GridSearchCV(cv=KFold(n_splits=3, random_state=0, shuffle=True),
             estimator=Pipeline(steps=[('onehot',
                                        OneHotEncoder(handle_unknown='ignore')),
                                       ('standardize', StandardScaler()),
                                       ('model', SVC())]),
             n_jobs=5,
             param_grid=[{'model__C': [1100, 1250, 1350, 1500],
                          'model__gamma': [1e-05, 5e-05, 8e-05]}])

# 4. In the future: Checking model performance
3 months later you decide to check how your model is performing. You manually collect ground truth labels for a new set of data:<br>[http://www.cs.nott.ac.uk/~pszgss/teaching/ML/Prac3/adult.test](http://www.cs.nott.ac.uk/~pszgss/teaching/ML/Prac3/adult.test)

In [None]:
# Load the data, check it is correct
data_test = pandas.read_csv('http://www.cs.nott.ac.uk/~pszgss/teaching/ML/Prac3/adult.test', skiprows = 1, names = ['age','workclass','fnlwgt','education','education-num','matrial-status','occupation','relationship','race','sex','captial-gain','captial-loss','hours-per-week','native-counrty','salary'])

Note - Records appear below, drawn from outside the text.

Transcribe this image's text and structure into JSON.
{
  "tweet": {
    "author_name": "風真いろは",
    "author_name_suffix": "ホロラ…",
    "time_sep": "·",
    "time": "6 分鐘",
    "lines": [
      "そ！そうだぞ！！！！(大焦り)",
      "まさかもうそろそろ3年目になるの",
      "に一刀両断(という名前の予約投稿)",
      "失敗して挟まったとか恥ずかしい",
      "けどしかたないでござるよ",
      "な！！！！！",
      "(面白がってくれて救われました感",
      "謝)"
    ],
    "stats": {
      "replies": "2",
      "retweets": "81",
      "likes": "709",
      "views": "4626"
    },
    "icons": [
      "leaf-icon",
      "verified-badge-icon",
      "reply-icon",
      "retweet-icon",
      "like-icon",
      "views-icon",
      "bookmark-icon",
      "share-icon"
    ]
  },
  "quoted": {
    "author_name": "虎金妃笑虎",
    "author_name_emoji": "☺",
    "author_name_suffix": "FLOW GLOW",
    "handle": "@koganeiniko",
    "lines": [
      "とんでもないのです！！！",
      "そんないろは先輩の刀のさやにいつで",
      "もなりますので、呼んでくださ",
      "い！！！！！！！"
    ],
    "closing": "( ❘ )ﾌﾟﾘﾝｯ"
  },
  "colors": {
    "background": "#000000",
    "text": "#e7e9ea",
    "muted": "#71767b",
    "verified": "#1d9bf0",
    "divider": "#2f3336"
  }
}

# Check the DataFrame, does it look correct?
data_test.head(5)

Unnamed: 0,age,workclass,fnlwgt,education,education-num,matrial-status,occupation,relationship,race,sex,captial-gain,captial-loss,hours-per-week,native-counrty,salary
0,25,Private,226802,11th,7,Never-married,Machine-op-inspct,Own-child,Black,Male,0,0,40,United-States,<=50K
1,38,Private,89814,HS-grad,9,Married-civ-spouse,Farming-fishing,Husband,White,Male,0,0,50,United-States,<=50K
2,28,Local-gov,336951,Assoc-acdm,12,Married-civ-spouse,Protective-serv,Husband,White,Male,0,0,40,United-States,>50K
3,44,Private,160323,Some-college,10,Married-civ-spouse,Machine-op-inspct,Husband,Black,Male,7688,0,40,United-States,>50K
4,18,?,103497,Some-college,10,Never-married,?,Own-child,White,Female,0,0,30,United-States,<=50K


In [None]:
# Define our input features and our output feature
# Encode our labels

X_new = data_test.drop('salary',axis = 1) # 0 rows, 1 cols
y_new = data_test.salary
                        
y_new.replace(to_replace = '<=50K', value = 0, inplace = True)
y_new.replace(to_replace = '>50K', value = 1, inplace = True)

In [None]:
# Make the predictions using the model and evaluate them

results = model_final.predict(X_new)

'Acc: {:.2f}, Prec: {:.2f}, Recall: {:.2f}'.format(accuracy_score(y_new, results),
                                                                    precision_score(y_new, results),
                                                                    recall_score(y_new, results)) 



  Xt = transform.transform(Xt)


'Acc: 0.85, Prec: 0.74, Recall: 0.59'

# Well done. 
Still got time? Remember we only used a single split in our outter loop. Start fresh in a cell below and use a cross-validation outer loop to pick the best model. Then train using the full data set. Finally make your predictions on the separately provided "Future" set.